The range of knowledge and expertise we put into action every day is vast. We’ve spent a busy summer repairing the damage from last year’s floods, caused during the wettest winter in 250 years. Staff have worked around the clock to deliver a huge programme of 890 flood defence projects. By the end of October, flood protection was restored to all homes affected by the winter floods.

As 2014 draws to a close, now seems like a good opportunity to look forward to some of the work we are planning for the future, designed to create a better place for people and the environment.

The Autumn Statement on 2 December saw the announcement of a £2.3 billion flood defence programme to be implemented over the next six years. This scale of investment is something we haven’t had before and the security it offers us – in the shape of a £370 million investment each year – is extremely valuable. It gives us the opportunity to place contracts which span that six-year term and allows us to plan more efficiently, saving around £235 million, which will be reinvested in the programme to provide even more projects and protection.

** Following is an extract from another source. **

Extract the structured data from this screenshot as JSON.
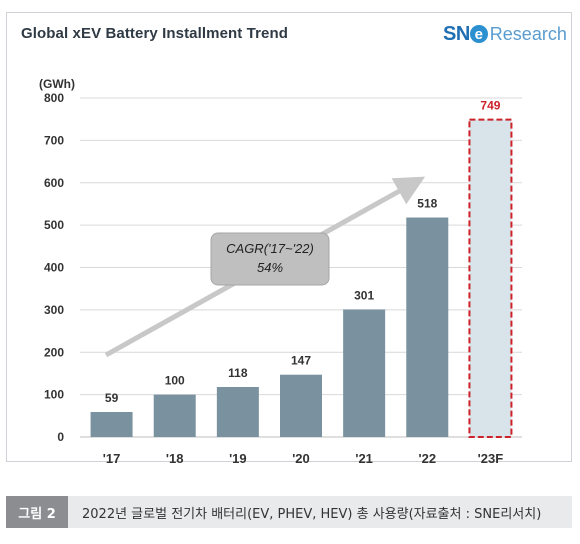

We’ve set out an ambitious plan, numbering more than 1,400 schemes, which will see more than 300,000 homes protected by 2021. Some of the major projects we’re putting into action include investing £73 million into the Boston Barrier in Lincolnshire which will protect up to 20,000 properties; £80 million to boost flood defences for the Humber Estuary; £42 million towards protecting homes in Oxford; and more than £196 million for the Thames Estuary Programme, a scheme which will reduce flood risk to more than one million people and £200 billion worth of property in London.

The money invested in these flood defences will see overall benefits to the economy of £30.3 billion, including better protection of homes, transport links, commerce and industry.

The Autumn Statement allows us to plan for engineering projects that will be vital to this country's infrastructure; structures you can see and touch, which will have real benefits for people who are at risk from flooding.

But there is so much more the Environment Agency is doing behind the scenes, to improve water quality and habitat, to influence planning decisions, to increase our understanding and knowledge of our environment, that is equally as important for the future.

In just 100 days I feel as though I've become part of an organisation that is achieving significant benefits for England every day. That just makes me more excited about the years ahead as Chair of the Environment Agency.